Much has been written about the ill-fated Donner Party. It is not the intent to go into a detailed restatement of the facts about that group. Very little is known about any “Mormon” connection to this group or event and this is the purpose for discussing it here. The nucleus of the party consisted of the families of George Donner and James Reed of Springield, Illinois. Their families and hired hands totaled about 33 people in nine covered wagons. They set out for California in mid-April 1846, arrived in Independence, Missouri, on May 10, 1846, and left two days later. On May 19, 1846, the Donners and Reeds joined a large wagon train captained by William H. Russell.

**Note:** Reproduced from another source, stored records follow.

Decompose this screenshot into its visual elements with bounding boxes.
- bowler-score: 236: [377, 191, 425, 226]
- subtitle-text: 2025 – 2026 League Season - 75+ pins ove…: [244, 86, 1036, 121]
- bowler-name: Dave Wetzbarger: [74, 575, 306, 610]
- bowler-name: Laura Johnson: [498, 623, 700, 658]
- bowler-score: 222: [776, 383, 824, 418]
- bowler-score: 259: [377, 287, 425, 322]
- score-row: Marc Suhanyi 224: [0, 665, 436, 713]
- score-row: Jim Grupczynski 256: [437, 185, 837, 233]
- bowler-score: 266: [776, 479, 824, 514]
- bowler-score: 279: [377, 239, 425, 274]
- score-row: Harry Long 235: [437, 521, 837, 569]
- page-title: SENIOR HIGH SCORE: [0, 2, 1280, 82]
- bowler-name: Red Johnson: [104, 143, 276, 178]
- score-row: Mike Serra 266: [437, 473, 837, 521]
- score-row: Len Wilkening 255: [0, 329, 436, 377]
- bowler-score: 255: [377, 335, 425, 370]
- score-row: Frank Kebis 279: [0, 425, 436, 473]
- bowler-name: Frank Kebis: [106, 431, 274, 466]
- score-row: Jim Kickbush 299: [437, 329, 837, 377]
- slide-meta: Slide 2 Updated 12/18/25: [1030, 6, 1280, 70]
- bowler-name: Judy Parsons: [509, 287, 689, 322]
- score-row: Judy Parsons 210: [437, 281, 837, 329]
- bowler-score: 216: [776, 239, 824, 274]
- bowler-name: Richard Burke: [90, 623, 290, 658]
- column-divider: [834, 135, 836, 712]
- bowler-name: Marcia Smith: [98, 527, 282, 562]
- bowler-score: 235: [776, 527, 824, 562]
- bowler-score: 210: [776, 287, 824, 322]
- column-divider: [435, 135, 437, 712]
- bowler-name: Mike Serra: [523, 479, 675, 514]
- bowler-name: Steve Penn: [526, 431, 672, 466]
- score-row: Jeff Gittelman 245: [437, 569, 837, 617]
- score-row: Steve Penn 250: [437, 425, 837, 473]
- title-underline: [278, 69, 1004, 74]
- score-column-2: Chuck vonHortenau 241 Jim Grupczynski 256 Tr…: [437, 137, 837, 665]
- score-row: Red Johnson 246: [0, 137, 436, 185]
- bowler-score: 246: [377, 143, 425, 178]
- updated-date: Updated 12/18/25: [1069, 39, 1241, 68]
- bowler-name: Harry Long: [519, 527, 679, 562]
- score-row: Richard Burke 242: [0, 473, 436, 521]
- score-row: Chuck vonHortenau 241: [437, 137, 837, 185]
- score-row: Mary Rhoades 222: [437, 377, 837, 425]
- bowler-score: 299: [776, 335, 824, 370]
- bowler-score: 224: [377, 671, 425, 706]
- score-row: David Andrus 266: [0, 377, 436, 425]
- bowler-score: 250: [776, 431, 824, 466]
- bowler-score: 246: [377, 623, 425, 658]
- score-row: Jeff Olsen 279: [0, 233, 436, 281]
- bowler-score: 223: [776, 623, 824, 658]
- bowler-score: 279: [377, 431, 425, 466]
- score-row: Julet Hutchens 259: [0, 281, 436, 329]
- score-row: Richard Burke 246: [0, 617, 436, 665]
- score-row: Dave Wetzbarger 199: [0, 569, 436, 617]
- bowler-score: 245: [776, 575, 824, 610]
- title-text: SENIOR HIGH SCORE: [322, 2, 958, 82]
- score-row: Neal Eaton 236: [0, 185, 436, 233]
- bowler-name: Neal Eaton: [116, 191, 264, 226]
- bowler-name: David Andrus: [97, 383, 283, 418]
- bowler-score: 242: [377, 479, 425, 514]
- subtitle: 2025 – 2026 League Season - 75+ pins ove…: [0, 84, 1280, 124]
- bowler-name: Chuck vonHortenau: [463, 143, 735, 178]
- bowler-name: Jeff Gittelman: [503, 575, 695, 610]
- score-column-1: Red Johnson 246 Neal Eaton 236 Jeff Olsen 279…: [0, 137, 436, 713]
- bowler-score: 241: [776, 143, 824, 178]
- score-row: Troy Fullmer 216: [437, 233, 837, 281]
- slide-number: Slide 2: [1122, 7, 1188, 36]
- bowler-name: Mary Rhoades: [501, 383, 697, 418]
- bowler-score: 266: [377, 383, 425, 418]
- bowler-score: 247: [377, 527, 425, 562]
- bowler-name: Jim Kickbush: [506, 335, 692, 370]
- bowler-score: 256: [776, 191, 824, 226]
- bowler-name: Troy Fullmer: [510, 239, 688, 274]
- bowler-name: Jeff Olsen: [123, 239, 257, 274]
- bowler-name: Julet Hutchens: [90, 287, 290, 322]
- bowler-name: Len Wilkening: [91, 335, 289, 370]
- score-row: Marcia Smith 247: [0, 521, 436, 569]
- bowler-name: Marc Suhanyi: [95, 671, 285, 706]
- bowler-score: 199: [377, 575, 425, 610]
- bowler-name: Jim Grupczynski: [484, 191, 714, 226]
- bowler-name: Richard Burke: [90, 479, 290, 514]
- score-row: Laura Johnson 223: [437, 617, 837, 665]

Most of those who became members of the Donner Party were also in this group.
Part of this wagon train was a Mormon, Lavinia Jackson Murphy, 50, widow of Jeremiah Burns Murphy of North Carolina, who traveled with her seven children. Five were young: Landrum, 15, Mary, 13, Lemuel, 12, William, 11 and Simon, 10. The two eldest were married with children of their own: Sarah, 23, and her husband William Foster, 28, had a son George, 4. Harriet, 21, and her husband Willam Pike, 25, had two children, Naomi, 3, and Catherine, 1. The Murphys had two wagons. The town of Marysville, California (previously Johnson’s Ranch) was named after daughter, Mary, who survived the ordeal. It was Lavina’s granddaughter and Harriet Pike’s daughter, Naomi, that John Rhoads, of the rescue party, carried all the way out through snow drifts from Donner Lake to Johnson’s Ranch.
For the next two months the travelers followed the California/Oregon Trail until they reached the Little Sandy River, in what is now Wyoming. It was here that the Donner/Reed Party decided to leave the rest of the train and take off on the Hasting’s Cutoff. The group now numbered 87 people in 23 wagons. The endured great hardships while blazing a trail and crossing the Wasatch Mountains into the Salt Lake Valley. This was the same trail used the following year by Brigham Young and his advanced party of church members to the Valley of the Great Salt Lake. The trail blazed by the Donner’s saved the saints a considerable amount of work and hardship.
The “shortcut” had taken the Donner Party many more weeks longer than the customary route. When they reached the Sierra Nevada Mountains at the end of October, a snowstorm kept them from getting over what is now known as Donner Pass.